= Homs revolts (854–855) =

Wars in Syria

The Homs revolts of 854–855 were a series of armed uprisings that took place in Homs in northern Syria. During the autumns of both 854 and 855 the city's inhabitants attempted to rebel against local government officials, resulting in both instances in several fatalities and necessitating the intervention of the Abbasid central government in response. The second revolt also resulted in the promulgation of a number of anti-Christian edicts due to the participation of a portion of the city's Christians in the incident.

==Background==

Map showing Hims (upper-middle right) in Syria in the 9th century

In the early Islamic period, Homs (in Arabic: Ḥimṣ) was one of the chief cities of the province of Syria, being the capital of one of its five military districts during the era of the Umayyad Caliphate (661–750). After the Syrian-based Umayyads were replaced by the Iraq-centric Abbasids, however, the city entered a turbulent period, in which tribal factionalism and the ambitions of the local ashraf triggered regular outbreaks of disorder. Beginning in the reign of Harun al-Rashid (786–809), the central government was compelled to send numerous punitive expeditions against Homs and its vicinity, and the city's reputation for rebellion became even greater following the end of the Fourth Civil War in Syria (c. 825). As a result of these activities, the city gradually became known as the dominant arena for unrest in the region, a status which peaked in the middle of the ninth century.

==Events of 854==
The first revolt occurred in October–November 854, when the city inhabitants rose up and attacked the chief of security police Abu al-Mughith Musa ibn Ibrahim. According to the chronicler al-Tabari, the unrest had been provoked by Abu al-Mughith's killing of one of the local city leaders, although the reason for this act is not known. In the resulting fighting, several of Abu al-Mughith's men were killed and he was forced to flee to Hama, while the supervisor of taxation was also expelled from the city.

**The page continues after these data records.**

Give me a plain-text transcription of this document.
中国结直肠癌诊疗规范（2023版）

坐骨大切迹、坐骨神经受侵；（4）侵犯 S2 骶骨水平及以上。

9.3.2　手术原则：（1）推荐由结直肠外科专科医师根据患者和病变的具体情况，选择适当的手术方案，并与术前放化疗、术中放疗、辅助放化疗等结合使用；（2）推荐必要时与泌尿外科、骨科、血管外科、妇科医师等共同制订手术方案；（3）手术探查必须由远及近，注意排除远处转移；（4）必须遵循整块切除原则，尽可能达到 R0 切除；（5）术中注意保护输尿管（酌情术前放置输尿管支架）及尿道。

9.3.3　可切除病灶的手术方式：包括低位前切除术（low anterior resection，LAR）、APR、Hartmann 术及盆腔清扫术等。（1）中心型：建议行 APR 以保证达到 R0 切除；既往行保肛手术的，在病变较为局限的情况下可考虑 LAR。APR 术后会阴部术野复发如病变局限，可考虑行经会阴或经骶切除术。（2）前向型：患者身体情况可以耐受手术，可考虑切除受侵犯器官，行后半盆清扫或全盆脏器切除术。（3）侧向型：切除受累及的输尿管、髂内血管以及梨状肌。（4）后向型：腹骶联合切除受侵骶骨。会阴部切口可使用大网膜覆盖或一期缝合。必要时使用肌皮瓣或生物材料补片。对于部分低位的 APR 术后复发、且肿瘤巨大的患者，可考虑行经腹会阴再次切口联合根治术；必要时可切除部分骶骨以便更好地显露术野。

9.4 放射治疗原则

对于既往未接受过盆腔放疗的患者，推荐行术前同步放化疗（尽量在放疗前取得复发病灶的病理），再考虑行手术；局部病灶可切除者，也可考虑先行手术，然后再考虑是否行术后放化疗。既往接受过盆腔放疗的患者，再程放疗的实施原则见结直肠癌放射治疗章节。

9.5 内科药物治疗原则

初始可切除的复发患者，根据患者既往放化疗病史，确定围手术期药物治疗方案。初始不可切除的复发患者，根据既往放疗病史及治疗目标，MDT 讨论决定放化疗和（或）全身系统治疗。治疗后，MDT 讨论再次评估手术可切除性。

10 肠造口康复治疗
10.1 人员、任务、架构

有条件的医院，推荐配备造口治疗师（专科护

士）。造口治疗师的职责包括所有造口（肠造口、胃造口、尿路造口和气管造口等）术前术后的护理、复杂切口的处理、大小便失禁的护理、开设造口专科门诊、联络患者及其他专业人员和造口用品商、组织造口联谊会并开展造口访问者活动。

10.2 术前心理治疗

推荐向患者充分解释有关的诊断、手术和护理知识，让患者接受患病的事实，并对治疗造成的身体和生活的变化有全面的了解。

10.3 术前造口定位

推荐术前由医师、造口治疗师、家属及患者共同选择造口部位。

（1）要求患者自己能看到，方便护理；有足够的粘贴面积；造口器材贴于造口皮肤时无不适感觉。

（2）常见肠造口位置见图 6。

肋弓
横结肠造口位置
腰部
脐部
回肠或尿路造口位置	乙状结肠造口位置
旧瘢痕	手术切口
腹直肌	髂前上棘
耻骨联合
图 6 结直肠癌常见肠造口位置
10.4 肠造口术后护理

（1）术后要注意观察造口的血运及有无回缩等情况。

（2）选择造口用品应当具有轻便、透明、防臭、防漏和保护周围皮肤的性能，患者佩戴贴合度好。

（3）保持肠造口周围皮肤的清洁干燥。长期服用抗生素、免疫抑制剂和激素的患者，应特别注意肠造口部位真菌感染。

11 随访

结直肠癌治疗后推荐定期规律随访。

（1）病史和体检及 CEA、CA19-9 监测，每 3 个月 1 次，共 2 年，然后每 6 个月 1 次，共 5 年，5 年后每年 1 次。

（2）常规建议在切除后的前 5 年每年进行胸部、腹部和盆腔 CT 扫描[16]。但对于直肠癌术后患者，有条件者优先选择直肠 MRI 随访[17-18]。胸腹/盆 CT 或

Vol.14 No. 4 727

Upon learning what had transpired, the caliph al-Mutawakkil dispatched Attab ibn Attab al-Qaid and Muhammad ibn Abdawayh to the city. Attab was instructed by the caliph to present Ibn Abdawayh to the Homsis, offering him as a replacement to Abu al-Mughith; if they however refused the choice and continued to resist, he was to request that troops be sent against the city. In the end the inhabitants agreed to the offer, allowing Ibn Abdawayh to establish himself in Homs and assume Abu al-Mughith's former position there.

==Events of 855==
Twelve months after the first revolt, a second rebellion broke out in Homs, this time directed against Ibn Abdawayh. On this occasion some of the city's Christians became involved in the unrest, with several supporting the rebel cause. No reasons are specified by the sources for this round of violence, although grievances regarding taxation may have been a factor.

The government response to the revolt was swift. Ibn Abdawayh sent a report about the incident to al-Mutawakkil, who responded by instructing him to resist the rioters. Reinforcements soon arrived from Damascus, whose garrison and governor Salih al-Abbasi had been ordered by the caliph to assist Ibn Abdawayh, as well as from the troops at Ramla in Palestine. Bolstered by this support, the governor was able to defeat the revolt, and several of its leaders were soon placed into custody.

Following this second incident of hostilities, al-Mutawakkil decided to punish the city residents by making a public example out of their leaders. Ibn Abdawayh was ordered to flog three of the local chiefs to death and crucify their bodies in front of their residences, while twenty more individuals were to each receive thirty lashes and then be sent to the Abbasid capital, Samarra. Ten notables were subsequently returned by the caliph back to Homs, where they were whipped to death and their bodies hanged upon the city gate. One rebel who was captured after the initial bout of violence had subsided was flogged until he died, and his body was suspended on a cross at a nearby fortress.

In retaliation for their involvement in the rebellion, the city's Christians were also subjected to a number of punitive measures. Al-Mutawakkil ordered the governor to expel the entire Christian population from the city, and any Christian found in Homs after three days' time was to be harshly treated. All churches and places of worship in the city were to be destroyed, while a Christian building located next to the mosque was to be annexed to the latter.

==Aftermath==
As a reward for their role in suppressing the second revolt, Ibn Abdawayh and his officers received a sizable monetary sum from the caliph, as well as gifts and robes of honor.

The orders regarding Homs' Christians came on the heels of previous anti-dhimmi regulations issued by al-Mutawakkil in 850 and 853, which had placed various restrictions on non-Muslims throughout the empire. To what extent these orders were actually enforced, however, is not clear, and the main church of Homs is known to have still been extant in the following centuries.

Homs was the scene of further revolts in 862 and 864, in the course of which one governor, Kaydar ibn Abdallah al-Ushrusani, was expelled and a second, al-Fadl ibn Qarin al-Tabari, was killed. The city subsequently drifted out of Abbasid control in 878, when Syria was annexed by the Tulunid emir Ahmad ibn Tulun.